Honoree

Eugene Corbett Patterson

AWARDS

Honorary Degree (1990)
LL.D.
Doctor of Laws
Commencement
Location: Bloomington
Presenter: Thomas Ehrlich

BIOGRAPHY

Eugene Corbett Patterson, Editor Emeritus of the St. Petersburg Times, has provided extraordinary public service during his career, setting standards of excellence to which future journalists can aspire. A leader in upholding the freedoms this nation represents, he has demonstrated the responsibility and privilege of the press to serve the people with truth and honor.
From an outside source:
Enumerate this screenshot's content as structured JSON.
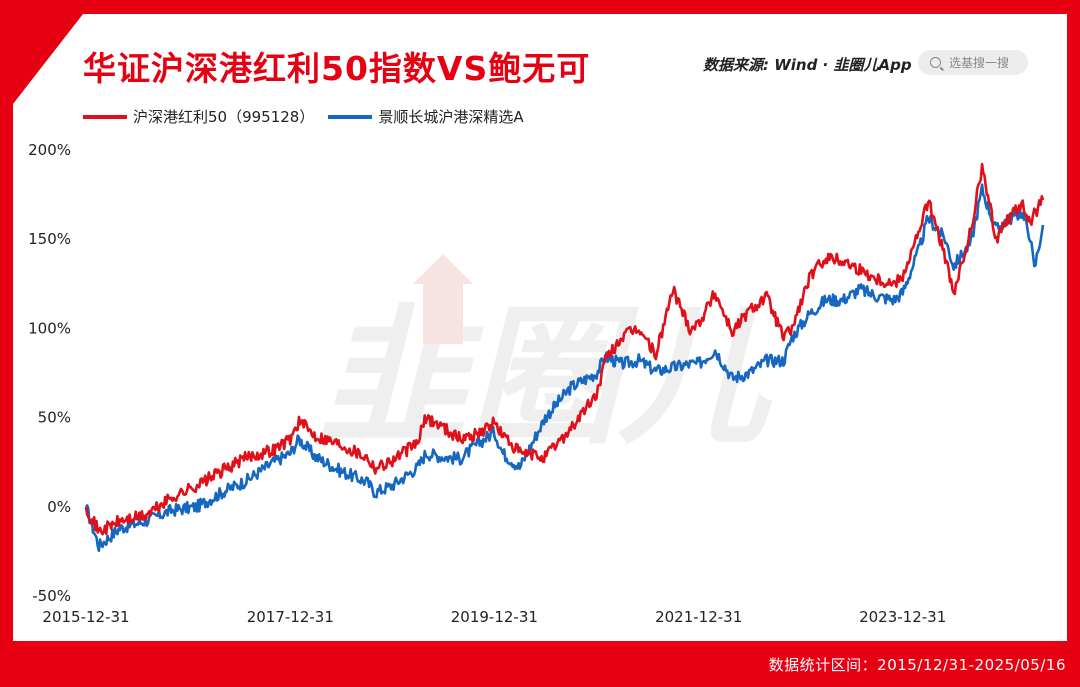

Mr. Patterson was born in Valdosta, Georgia, and received the Bachelor of Arts from the University of Georgia in 1943. He served with distinction in World War II, receiving the Silver Star and the Bronze Star with Oak Leaf Cluster. After the war, he began his career in journalism as a reporter for the Daily Telegram of Temple, Texas, and the Telegraph of Macon, Georgia. He then joined United Press, first as manager for South Carolina, then as night bureau manager for New York City, before becoming manager for the London, England, bureau and chief correspondent for the United Kingdom.

In 1956, Mr. Patterson joined the Atlanta Journal and Constitution as vice president and executive editor, and in 1960 he became editor of the Atlanta Constitution. In this position, he was a leader in moving public opinion in Georgia toward acceptance of desegregation in the public schools during the difficulties of 1959-1961. His wisdom and compassion contributed to the productive resolution of that crisis.

Mr. Patterson served as managing editor of the Washington Post from 1968 to 1971, and in 1972 undertook the editorship of the Congressional Quarterly, a responsibility he carried with superb judgment for the next fourteen years. In 1978, he also became chairman and chief executive officer of the St. Petersburg Times Publishing Company and all its affiliates, and director of the Poynter Institute for Media Studies. He retired from these positions in 1988.

Mr. Patterson was awarded the Pulitzer Prize for editorial writing in 1966. He received the William Allen White National Award for journalistic merit in 1980 and is a Fellow of the Society of Professional Journalists. Twelve colleges and universities have recognized his distinction with honorary degrees.